Mais attention : seules les présences fortuites supérieures à 0,9% d’OGM – et uniquement celles-ci, pourront être indemnisées par les agriculteurs OGM, selon la loi du 25 juin 2008. Quid des autres contaminations (inférieures à 0,9%), dont certains agriculteurs, bio ou non, se passeraient bien? Ladite loi ne le dit pas. En revanche, elle indique que ce seraient aux agriculteurs non OGM que reviendraient : le surcoût des matières premières (non OGM ou « sans OGM »), le coût des mesures de traçabilité, mais aussi de l’analyse et de la certification de leurs produits. Imaginons. Si un agriculteur en bio trouve 0,2% d’OGM dans son champ, s’il perd son image bio et ses contrats d’approvisionnement, qui payera ? Pour le CEES, le gouvernement doit être «plus clair sur le sujet», indique sa présidente Christine Noiville. Qui ajoute que l’allocation de ces coûts devra être négociée «au cas par cas entre usagers de la terre».Parmi ces usagers, les apiculteurs.

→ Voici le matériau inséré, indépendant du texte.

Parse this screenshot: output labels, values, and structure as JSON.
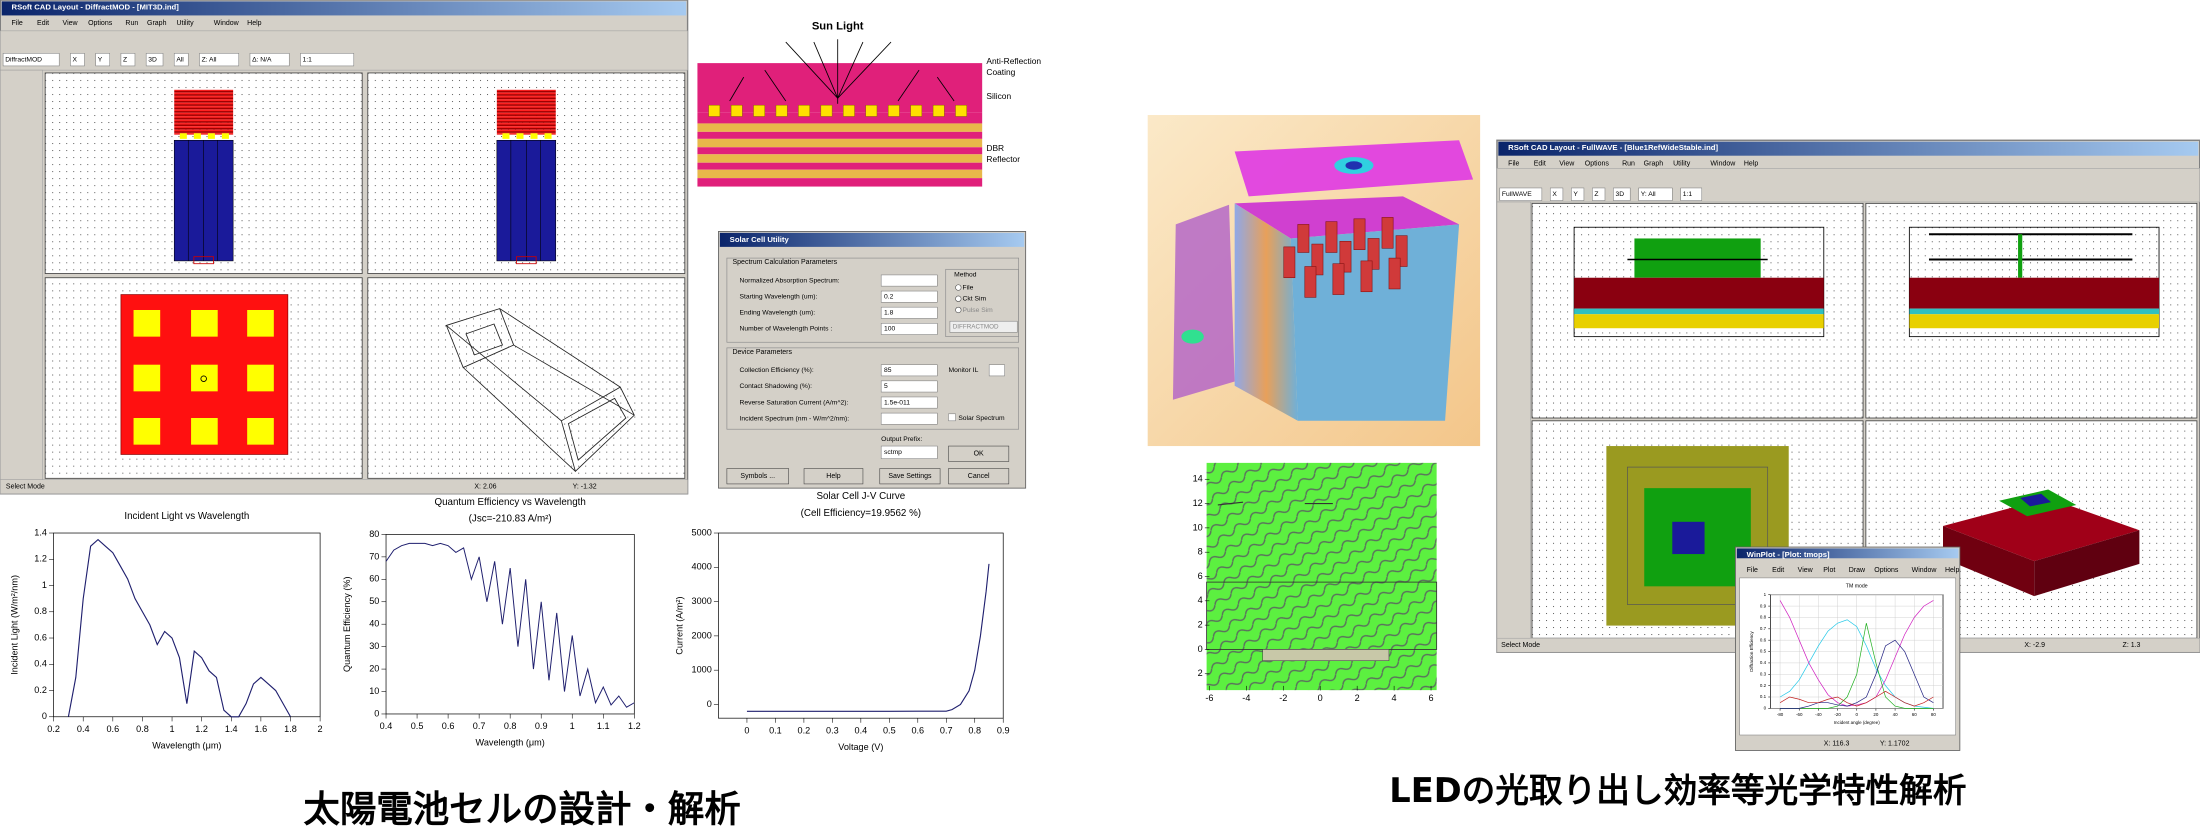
{
  "left_window": {
    "title": "RSoft CAD Layout - DiffractMOD - [MIT3D.ind]",
    "menu": [
      "File",
      "Edit",
      "View",
      "Options",
      "Run",
      "Graph",
      "Utility",
      "Window",
      "Help"
    ],
    "toolbar": [
      "DiffractMOD",
      "X",
      "Y",
      "Z",
      "3D",
      "All",
      "Z: All",
      "Δ: N/A",
      "1:1"
    ],
    "status": [
      "Select Mode",
      "X: 2.06",
      "Y: -1.32"
    ]
  },
  "structure_diagram": {
    "title": "Sun Light",
    "labels": [
      [
        "Anti-Reflection",
        "Coating"
      ],
      [
        "Silicon"
      ],
      [
        "DBR",
        "Reflector"
      ]
    ]
  },
  "dialog": {
    "title": "Solar Cell Utility",
    "sections": [
      "Spectrum Calculation Parameters",
      "Device Parameters"
    ],
    "spectrum_fields": [
      {
        "label": "Normalized Absorption Spectrum:"
      },
      {
        "label": "Starting Wavelength (um):",
        "value": "0.2"
      },
      {
        "label": "Ending Wavelength (um):",
        "value": "1.8"
      },
      {
        "label": "Number of Wavelength Points :",
        "value": "100"
      }
    ],
    "method": [
      "Method",
      "File",
      "Ckt Sim",
      "Pulse Sim",
      "DIFFRACTMOD"
    ],
    "device_fields": [
      {
        "label": "Collection Efficiency (%):",
        "value": "85"
      },
      {
        "label": "Contact Shadowing (%):",
        "value": "5"
      },
      {
        "label": "Reverse Saturation Current (A/m^2):",
        "value": "1.5e-011"
      },
      {
        "label": "Incident Spectrum (nm - W/m^2/nm):"
      }
    ],
    "monitor": "Monitor IL",
    "solar_spectrum": "Solar Spectrum",
    "output_prefix": "Output Prefix:",
    "prefix_value": "sctmp",
    "buttons": [
      "OK",
      "Symbols ...",
      "Help",
      "Save Settings",
      "Cancel"
    ]
  },
  "right_window": {
    "title": "RSoft CAD Layout - FullWAVE - [Blue1RefWideStable.ind]",
    "menu": [
      "File",
      "Edit",
      "View",
      "Options",
      "Run",
      "Graph",
      "Utility",
      "Window",
      "Help"
    ],
    "toolbar": [
      "FullWAVE",
      "X",
      "Y",
      "Z",
      "3D",
      "Y: All",
      "1:1"
    ],
    "status": [
      "Select Mode",
      "X: -2.9",
      "Z: 1.3"
    ]
  },
  "plot_window": {
    "title": "WinPlot - [Plot: tmops]",
    "menu": [
      "File",
      "Edit",
      "View",
      "Plot",
      "Draw",
      "Options",
      "Window",
      "Help"
    ],
    "status": [
      "X: 116.3",
      "Y: 1.1702"
    ]
  },
  "captions": [
    "太陽電池セルの設計・解析",
    "LEDの光取り出し効率等光学特性解析"
  ],
  "chart_data": [
    {
      "type": "line",
      "title": "Incident Light vs Wavelength",
      "x_label": "Wavelength (μm)",
      "y_label": "Incident Light (W/m²/nm)",
      "xlim": [
        0.2,
        2.0
      ],
      "ylim": [
        0,
        1.4
      ],
      "xticks": [
        0.2,
        0.4,
        0.6,
        0.8,
        1.0,
        1.2,
        1.4,
        1.6,
        1.8,
        2.0
      ],
      "yticks": [
        0,
        0.2,
        0.4,
        0.6,
        0.8,
        1.0,
        1.2,
        1.4
      ],
      "x": [
        0.3,
        0.35,
        0.4,
        0.45,
        0.5,
        0.55,
        0.6,
        0.65,
        0.7,
        0.75,
        0.8,
        0.85,
        0.9,
        0.95,
        1.0,
        1.05,
        1.1,
        1.15,
        1.2,
        1.25,
        1.3,
        1.35,
        1.4,
        1.45,
        1.5,
        1.55,
        1.6,
        1.65,
        1.7,
        1.75,
        1.8
      ],
      "series": [
        {
          "color": "#1f1f6e",
          "values": [
            0.0,
            0.3,
            0.9,
            1.3,
            1.35,
            1.3,
            1.25,
            1.15,
            1.05,
            0.9,
            0.8,
            0.7,
            0.55,
            0.65,
            0.6,
            0.45,
            0.1,
            0.5,
            0.45,
            0.35,
            0.3,
            0.05,
            0.0,
            0.0,
            0.1,
            0.25,
            0.3,
            0.25,
            0.2,
            0.1,
            0.0
          ]
        }
      ]
    },
    {
      "type": "line",
      "title": "Quantum Efficiency vs Wavelength",
      "subtitle": "(Jsc=-210.83 A/m²)",
      "x_label": "Wavelength (μm)",
      "y_label": "Quantum Efficiency (%)",
      "xlim": [
        0.4,
        1.2
      ],
      "ylim": [
        0,
        80
      ],
      "xticks": [
        0.4,
        0.5,
        0.6,
        0.7,
        0.8,
        0.9,
        1.0,
        1.1,
        1.2
      ],
      "yticks": [
        0,
        10,
        20,
        30,
        40,
        50,
        60,
        70,
        80
      ],
      "x": [
        0.4,
        0.425,
        0.45,
        0.475,
        0.5,
        0.525,
        0.55,
        0.575,
        0.6,
        0.625,
        0.65,
        0.675,
        0.7,
        0.725,
        0.75,
        0.775,
        0.8,
        0.825,
        0.85,
        0.875,
        0.9,
        0.925,
        0.95,
        0.975,
        1.0,
        1.025,
        1.05,
        1.075,
        1.1,
        1.125,
        1.15,
        1.175,
        1.2
      ],
      "series": [
        {
          "color": "#1f1f6e",
          "values": [
            68,
            73,
            75,
            76,
            76,
            76,
            75,
            76,
            75,
            72,
            74,
            60,
            70,
            50,
            68,
            40,
            65,
            30,
            60,
            20,
            50,
            15,
            45,
            10,
            35,
            8,
            20,
            5,
            12,
            4,
            8,
            3,
            5
          ]
        }
      ]
    },
    {
      "type": "line",
      "title": "Solar Cell J-V Curve",
      "subtitle": "(Cell Efficiency=19.9562 %)",
      "x_label": "Voltage (V)",
      "y_label": "Current (A/m²)",
      "xlim": [
        -0.1,
        0.9
      ],
      "ylim": [
        -400,
        5000
      ],
      "xticks": [
        0,
        0.1,
        0.2,
        0.3,
        0.4,
        0.5,
        0.6,
        0.7,
        0.8,
        0.9
      ],
      "yticks": [
        0,
        1000,
        2000,
        3000,
        4000,
        5000
      ],
      "x": [
        0,
        0.1,
        0.2,
        0.3,
        0.4,
        0.5,
        0.6,
        0.7,
        0.72,
        0.75,
        0.78,
        0.8,
        0.82,
        0.84,
        0.85
      ],
      "series": [
        {
          "color": "#1f1f6e",
          "values": [
            -200,
            -200,
            -200,
            -200,
            -200,
            -200,
            -198,
            -195,
            -150,
            0,
            400,
            1000,
            2000,
            3300,
            4100
          ]
        }
      ]
    },
    {
      "type": "line",
      "title": "TM mode",
      "x_label": "Incident angle (degree)",
      "y_label": "Diffraction Efficiency",
      "grid": true,
      "xlim": [
        -90,
        90
      ],
      "ylim": [
        0,
        1
      ],
      "xticks": [
        -80,
        -60,
        -40,
        -20,
        0,
        20,
        40,
        60,
        80
      ],
      "yticks": [
        0,
        0.1,
        0.2,
        0.3,
        0.4,
        0.5,
        0.6,
        0.7,
        0.8,
        0.9,
        1
      ],
      "x": [
        -80,
        -70,
        -60,
        -50,
        -40,
        -30,
        -20,
        -10,
        0,
        10,
        20,
        30,
        40,
        50,
        60,
        70,
        80
      ],
      "series": [
        {
          "color": "#22c8e8",
          "values": [
            0.1,
            0.15,
            0.25,
            0.4,
            0.55,
            0.68,
            0.75,
            0.78,
            0.72,
            0.55,
            0.35,
            0.2,
            0.1,
            0.05,
            0.02,
            0.01,
            0
          ]
        },
        {
          "color": "#d020c0",
          "values": [
            0.95,
            0.8,
            0.6,
            0.4,
            0.25,
            0.12,
            0.05,
            0.02,
            0.03,
            0.05,
            0.1,
            0.25,
            0.45,
            0.65,
            0.8,
            0.9,
            0.95
          ]
        },
        {
          "color": "#20b020",
          "values": [
            0,
            0,
            0,
            0,
            0,
            0,
            0.02,
            0.1,
            0.3,
            0.75,
            0.4,
            0.1,
            0.02,
            0,
            0,
            0,
            0
          ]
        },
        {
          "color": "#202080",
          "values": [
            0,
            0,
            0,
            0.02,
            0.05,
            0.05,
            0.03,
            0.02,
            0.05,
            0.1,
            0.3,
            0.55,
            0.6,
            0.5,
            0.3,
            0.1,
            0.05
          ]
        },
        {
          "color": "#c02020",
          "values": [
            0.05,
            0.1,
            0.08,
            0.05,
            0.05,
            0.08,
            0.1,
            0.05,
            0.02,
            0.05,
            0.1,
            0.15,
            0.1,
            0.05,
            0.02,
            0.05,
            0.1
          ]
        }
      ]
    },
    {
      "type": "field",
      "xlim": [
        -6,
        6
      ],
      "ylim": [
        -3,
        15
      ],
      "xticks": [
        -6,
        -4,
        -2,
        0,
        2,
        4,
        6
      ],
      "yticks": [
        14,
        12,
        10,
        8,
        6,
        4,
        2,
        0,
        {
          "value": -2,
          "label": "2"
        }
      ]
    }
  ]
}
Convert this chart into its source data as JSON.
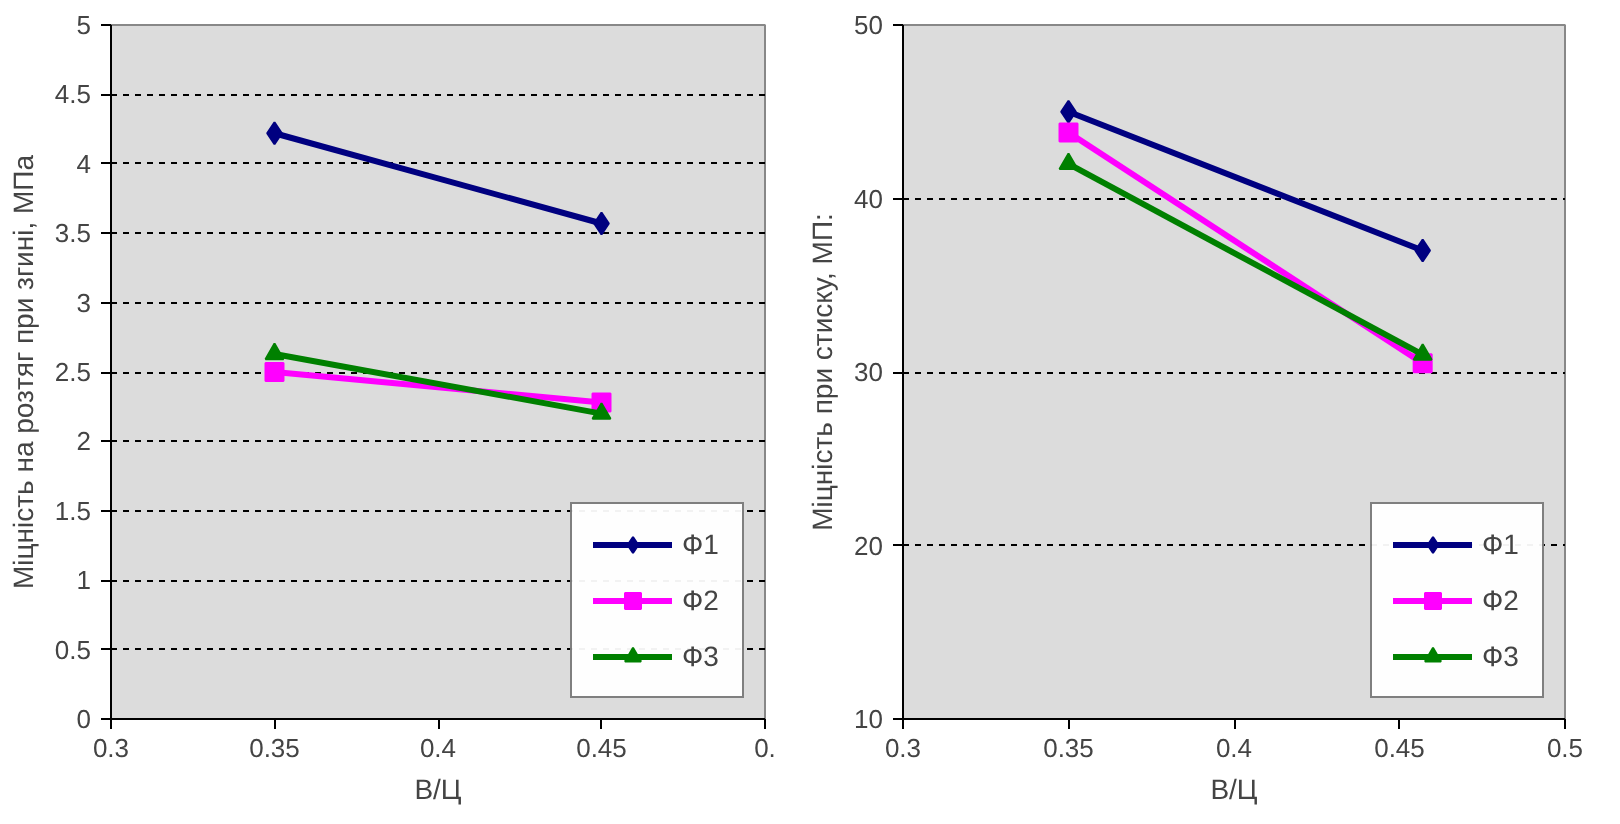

Apiculteurs que le comité scientifique du HCB ne prend aucunement en compte dans son avis. Il semble avoir oublié que depuis que le conseil d’Etat a annulé l’interdiction de la culture du maïs MON 810, le 29 novembre 2011, les apiculteurs sont inquiets : les maïsiculteurs peuvent semer du MON 810 en France et ne s’en priveront pas, dès la fin de l’hiver. Les abeilles pourront alors butiner le maïs OGM. Or, «le miel contenant du pollen d’OGM ne peut être commercialisé sans autorisation préalable», selon un arrêt de la cour de justice de l’UE du 6 septembre 2011. Les analyses du miel étant «trop coûteuses, une bonne partie des productions apicoles situées dans un rayon de 3 à 10 km [des champs de maïs OGM] risqueraient de devenir invendables», s’alarme l’Union nationale de l’apiculture française. Qui, des acteurs de la filière du maïs MON 810 ou des apiculteurs, vont mettre la main à la poche ? A moins que cela ne soit le contribuable ?
Pirouette mathématique
Précisons pour finir que le CS a choisi, pour l’occasion, une nouvelle façon de mesurer la présence d’OGM dans une production. Non content de l’unité de mesure en vigueur, basée sur le pourcentage d’ADN transgénique, le CS mesure une «présence relative grains/racines/tubercules GM, calculée en utilisant l’unité de mesure en vigueur affectée d’un facteur de correction qui prendrait en compte l’identité des OGM cultivés dans le voisinage de la parcelle testée». Cette pirouette mathématique facilite le respect du seuil de 0,9% par les productions qui seraient côtoyées par un champ d’OGM dits à empilement, c’est-à-dire contenant au moins deux transgènes. En bref, avoir deux transgènes serait équivalent à n’en avoir qu’un en termes de coexistence, selon le CS, qui se justifie de façon non scientifique : «Les produits sont soit GM, soit non GM, la nature de leur modification génétique (notamment le nombre d’inserts transgéniques) ne les rendra pas plus ou moins GM », lit-on dans son avis. Comme le font remarquer les Amis de la Terre, la Fédération nationale de l’agriculture biologique (Fnab), l’Union nationale de l’apiculture française (Unaf), France nature environnement, la Confédération paysanne et Greenpeace, «ce n’est pas en cassant le thermomètre qu’on arrête la fièvre». Et c’est au consommateur de décider si, oui ou non, un OGM avec plusieurs transgènes est équivalent pour la société qu’un OGM avec un seul transgène, ou non.
Le ministère de l’écologie se veut rassurant, déclarant le 13 janvier dernier que «le gouvernement maintenait son opposition à la culture du maïs MON 810, qui resterait interdite en France en 2012». La coexistence étant impossible entre OGM et bio, Bio Consom’acteurs appelle le gouvernement à considérer de près l’impact des OGM sur l’environnement, la santé, l’économie et l’agriculture avant de délivrer toute autorisation de culture d’OGM. Elle demande aussi aux candidats aux présidentielles et législatives 2012 de signer la pétition « Osons la bio! » et de prendre connaissance des 20 mesures proposées par la Fnab pour atteindre 20% de bio en 2020.